Entrüstung und gegenseitige Drohungen
Die Entrüstung in der amerikanischen Regierung über einen Deal, der sich als falsch entpuppte, war gross. Trump sprach von einer «totalen Schande». Das State Department forderte in kaum verstecktem Befehlston: «Brunson muss freigelassen werden – und zwar jetzt.» Und Trump-Vize Pence drohte unzweideutig mit Sanktionen.
Es war, als wäre im seit langem schwellenden Konflikt zwischen der Türkei und den USA ein Damm gebrochen. In den USA wurde die Überzeugung, wonach die Türkei ausländische Bürger willkürlich festnehme, um diese später als Geisel für Gegenleistungen einzusetzen, zur Gewissheit.
Abgesehen aber vom Konflikt um den Pastor Brunson hat die Türkei Erdogans in Washington bereits viel an Wohlwollen und Glaubwürdigkei verspielt. Der türkische Präsident hat zu lange und zu oft versucht, Russland gegen die USA auszuspielen, um in Syrien seine Bedingungen durchzusetzen. Er hat in den letzten Jahren zudem mit einer betont anti-westlichen Rhetorik seine Wähler bewusst gegen die alten Freunde und Alliierten gehetzt.

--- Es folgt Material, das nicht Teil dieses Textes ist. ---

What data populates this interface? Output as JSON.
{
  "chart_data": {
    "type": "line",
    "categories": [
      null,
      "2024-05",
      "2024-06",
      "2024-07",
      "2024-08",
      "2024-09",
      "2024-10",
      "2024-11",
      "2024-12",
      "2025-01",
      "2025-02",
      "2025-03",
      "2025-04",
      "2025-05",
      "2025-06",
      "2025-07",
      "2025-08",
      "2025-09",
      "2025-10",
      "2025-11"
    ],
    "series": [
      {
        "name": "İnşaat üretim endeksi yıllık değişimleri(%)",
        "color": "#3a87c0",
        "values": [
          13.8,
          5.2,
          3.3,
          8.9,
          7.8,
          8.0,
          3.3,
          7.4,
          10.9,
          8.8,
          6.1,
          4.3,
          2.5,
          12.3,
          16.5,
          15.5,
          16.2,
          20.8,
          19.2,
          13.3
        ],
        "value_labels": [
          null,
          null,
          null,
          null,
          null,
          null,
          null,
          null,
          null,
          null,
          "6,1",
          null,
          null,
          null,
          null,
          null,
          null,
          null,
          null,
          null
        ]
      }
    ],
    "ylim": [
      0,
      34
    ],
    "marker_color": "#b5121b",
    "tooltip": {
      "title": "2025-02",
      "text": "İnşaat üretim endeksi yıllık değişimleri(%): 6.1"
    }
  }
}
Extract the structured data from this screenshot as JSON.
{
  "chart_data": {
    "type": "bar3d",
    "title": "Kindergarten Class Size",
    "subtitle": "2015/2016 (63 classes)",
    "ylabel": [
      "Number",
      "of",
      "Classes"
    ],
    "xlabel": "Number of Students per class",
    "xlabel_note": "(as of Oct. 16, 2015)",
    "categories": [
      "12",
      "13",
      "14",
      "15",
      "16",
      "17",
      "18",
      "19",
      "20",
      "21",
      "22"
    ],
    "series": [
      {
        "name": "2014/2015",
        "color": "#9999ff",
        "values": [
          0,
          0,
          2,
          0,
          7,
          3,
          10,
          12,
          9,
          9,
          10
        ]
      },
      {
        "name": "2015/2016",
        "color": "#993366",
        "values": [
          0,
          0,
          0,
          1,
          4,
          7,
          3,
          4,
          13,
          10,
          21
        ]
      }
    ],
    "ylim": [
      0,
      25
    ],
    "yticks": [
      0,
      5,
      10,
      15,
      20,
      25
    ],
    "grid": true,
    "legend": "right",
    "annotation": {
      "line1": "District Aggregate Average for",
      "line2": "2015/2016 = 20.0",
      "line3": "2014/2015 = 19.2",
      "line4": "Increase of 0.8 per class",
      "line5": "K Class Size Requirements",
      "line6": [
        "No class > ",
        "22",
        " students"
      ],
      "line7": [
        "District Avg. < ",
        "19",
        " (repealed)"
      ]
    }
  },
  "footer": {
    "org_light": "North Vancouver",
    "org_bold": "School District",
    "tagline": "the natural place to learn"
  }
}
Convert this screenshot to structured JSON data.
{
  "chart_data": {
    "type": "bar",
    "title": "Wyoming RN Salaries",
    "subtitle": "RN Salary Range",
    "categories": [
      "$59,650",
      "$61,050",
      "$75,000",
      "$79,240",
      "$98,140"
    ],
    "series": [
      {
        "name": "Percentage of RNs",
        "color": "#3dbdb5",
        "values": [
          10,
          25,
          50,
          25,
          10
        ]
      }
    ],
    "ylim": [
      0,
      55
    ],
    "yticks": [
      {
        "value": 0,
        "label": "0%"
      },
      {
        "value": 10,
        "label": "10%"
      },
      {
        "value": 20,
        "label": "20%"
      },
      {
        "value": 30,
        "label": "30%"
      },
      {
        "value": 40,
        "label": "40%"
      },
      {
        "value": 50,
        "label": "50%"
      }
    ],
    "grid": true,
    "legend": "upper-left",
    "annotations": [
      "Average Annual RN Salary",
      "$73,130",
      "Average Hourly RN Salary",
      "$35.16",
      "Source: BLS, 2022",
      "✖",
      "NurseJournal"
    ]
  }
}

Ungeachtet aller Warnungen der Nato und der USA bestellte er das hochentwickelte russische Raketen-System S-400 und liess hochmutig erklären, mit Iran weiterhin im Geschäft bleiben zu wollen. Erdogan habe es fertig gebracht, das Aussenministerium und den Kongress der USA gegen die Türkei aufzubringen, kommentierte der Türkei-Experte Aaron Stein.
Am Mittwoch hat die amerikanische Regierung Sanktionen gegen die türkischen Minister für Justiz und Inneres erlassen, die für die Verhaftung des Pastors verantwortlich waren. Ihnen wurde eine Einreise in den USA verboten. Mögliche Vermögen der beiden in den USA wurden eingefroren. Diese Sanktionen sind vorerst in erster Linie symbolischer Natur: nie zuvor haben die USA Sanktionen gegen einen Mitgliedstaat der Nato verhängt. Sie könnten aber auch der Beginn von weiteren, schmerzhafteren Sanktionen sein. Am Mittwoch hat der Senat ein Gesetz verabschiedet, das den Verkauf der modernen amerikanischen Kampfjets F-35 an die Türkei vorerst verbietet.
Die Regierung in Ankara hat dementiert, dass es zwischen Trump und Erdogan je zu einem Deal gekommen sei. Nun schwören Regierung und Opposition in Ankara unisono, den Drohungen der USA nicht Folge zu leisten und amerikanische Minister mit Gegen-Sanktionen zu belegen.
Die Journalistin Hilal Kaplan, die wegen ihrer besonderen Nähe zum starken Mann der Türkei Erdogan bekannt ist, twitterte gar, die Türkei solle doch die Nato verlassen. Der veterane Journalist Sedat Ergin hatte seine Karriere vor 40 Jahre als Experte für Nato-Fragen begonnen. Wie er alarmiert schreibt, hatte er «die türkisch-amerikanischen Beziehungen nie so schlecht gesehen wie jetzt». Ergin plädierte dafür, die bilateralen Beziehungen auf Eis zu legen und warnte anderenfalls vor einem «Unheil».